Apart from Green,  what strikes me is the word "or". Why "or" when you can have "and"?  And this is a busy week in the new calendar! The declaration of St Ephrem as a Doctor of the Church in 1920 could have made him a particular bridge to the East, but the change of date and the reduction of his feast (the feast of a Doctor of the Church!) to an option, equal to St Columba or, if the priest can't be bothered, to a feria leaves me bemused, to say the least.

The feast of the Sacred Heart of Jesus was transferred from the Third Sunday after Pentecost to the Friday after the Octave of Corpus Christi by Pope Pius X.  It provides the last ghostly echo of that Octave, which was abolished by Pius XII, in the new calendar.

A strong word, but I really think that the modern calendar is the old calendar emasculated. The old calendar was directing, ordered and hierarchical; the modern calendar, except for Sundays (most of which are "Ordinary" anyway), is (more strong words) wimpishly laissez faire.

St Patrick's, Livesey-street, Collyhurst, in Manchester, is served by the Very Rev Edmund Canon Cantwell as its Missionary Rector, and the Revv Pierce Griffith, Richard Liptrott and James Conway.  Masses on Sunday are at 8.00, 9.00, and 10.00, with High Mass at 11.00.  Mass on Holydays is at 8.00, 9.00 and 10.00.  Evening Service on Sundays at 6.30, and on Thursdays and Holydays at 8.00. Baptisms are on Sundays at 4.00 pm. 

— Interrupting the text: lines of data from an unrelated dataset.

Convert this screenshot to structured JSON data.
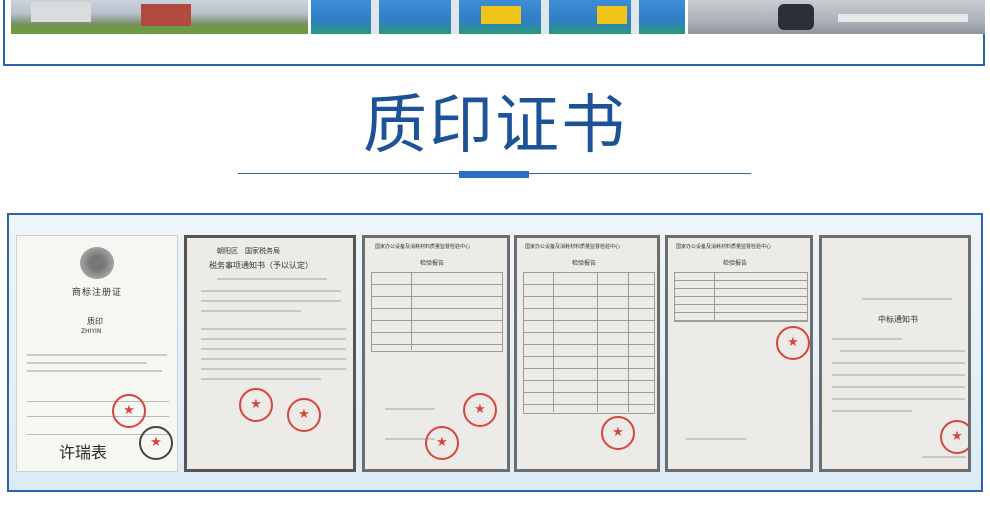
{
  "header": {
    "title": "质印证书"
  },
  "certificates": [
    {
      "heading": "商标注册证",
      "mark_name": "质印",
      "mark_latin": "ZHIYIN",
      "signature": "许瑞表"
    },
    {
      "authority": "朝阳区　国家税务局",
      "heading": "税务事项通知书（予以认定）"
    },
    {
      "heading": "国家办公设备及消耗材料质量监督检验中心",
      "subtitle": "检验报告"
    },
    {
      "heading": "国家办公设备及消耗材料质量监督检验中心",
      "subtitle": "检验报告"
    },
    {
      "heading": "国家办公设备及消耗材料质量监督检验中心",
      "subtitle": "检验报告"
    },
    {
      "heading": "中标通知书"
    }
  ],
  "colors": {
    "accent": "#1d5299",
    "border": "#2b62b2",
    "seal": "#d7453c"
  }
}
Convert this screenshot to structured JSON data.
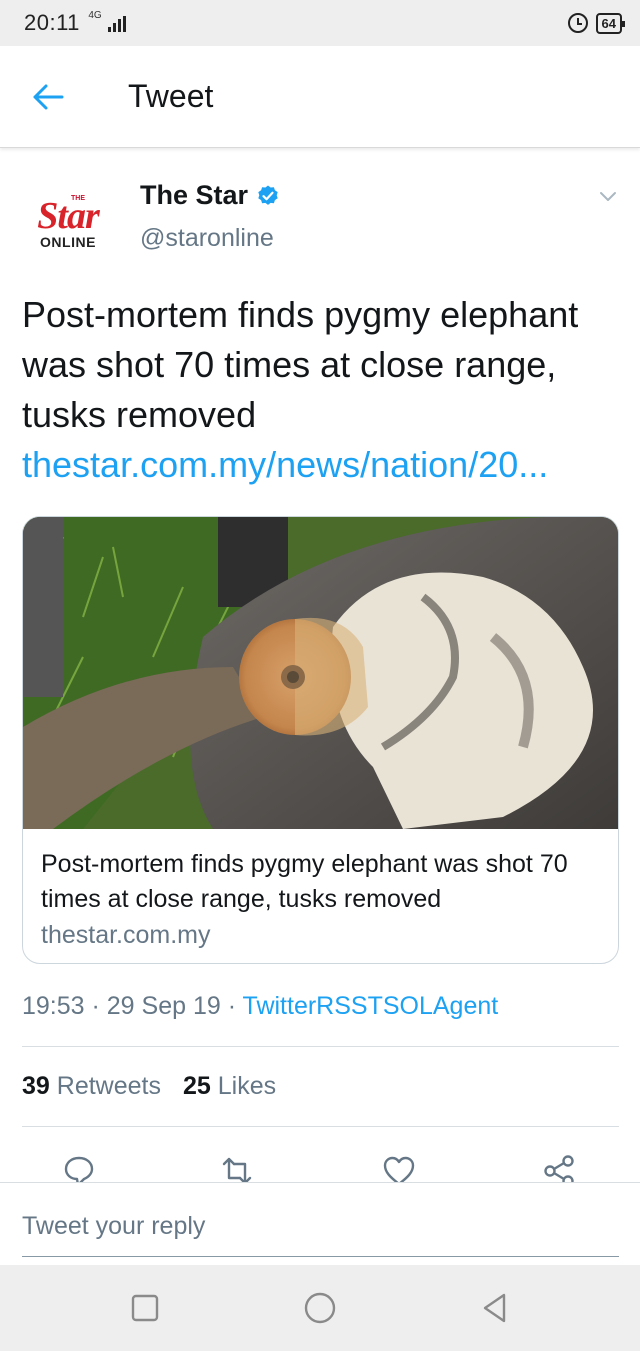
{
  "status_bar": {
    "time": "20:11",
    "network": "4G",
    "battery": "64"
  },
  "app_bar": {
    "title": "Tweet"
  },
  "tweet": {
    "author": {
      "name": "The Star",
      "handle": "@staronline",
      "avatar_text": {
        "top": "THE",
        "main": "Star",
        "bottom": "ONLINE"
      }
    },
    "text": "Post-mortem finds pygmy elephant was shot 70 times at close range, tusks removed",
    "link": "thestar.com.my/news/nation/20...",
    "card": {
      "title": "Post-mortem finds pygmy elephant was shot 70 times at close range, tusks removed",
      "domain": "thestar.com.my"
    },
    "meta": {
      "time": "19:53",
      "sep1": " · ",
      "date": "29 Sep 19",
      "sep2": " · ",
      "source": "TwitterRSSTSOLAgent"
    },
    "stats": {
      "retweets_count": "39",
      "retweets_label": "Retweets",
      "likes_count": "25",
      "likes_label": "Likes"
    }
  },
  "reply": {
    "placeholder": "Tweet your reply"
  },
  "colors": {
    "accent": "#1da1f2",
    "secondary_text": "#657786",
    "brand_red": "#d8232a"
  }
}
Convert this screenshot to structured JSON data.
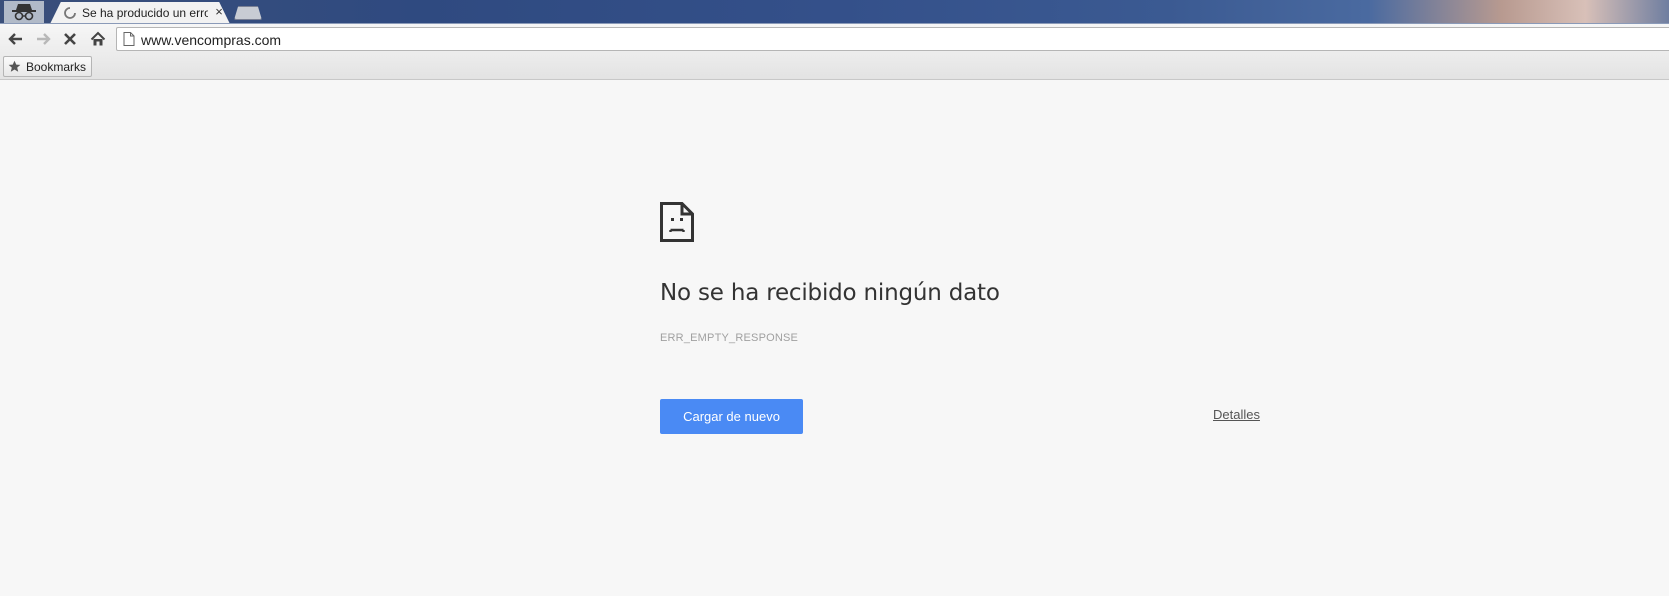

The appeal below is for what would probably be called a Priests' Retirement Fund today. It is shaming to think that it took the Church in England and Wales so many years to make sure that there was provision for secular priests in their old age and retirement: that it took up to the dawn of the 21st Century to sort out.  Yet by the time the Spirit of of Vatican II took hold, the notion that those priests who would benefit, or who were benefiting from the scheme, would offer Mass four times a year for living and dead benefactors, was condemned as untheological by some of their successors in the secular clergy, as we have seen. (Though it seems to me that those of the modern era seemed keener on losing the obligation to say the quarterly Mass than on renouncing the benefit of a pension from the fund.)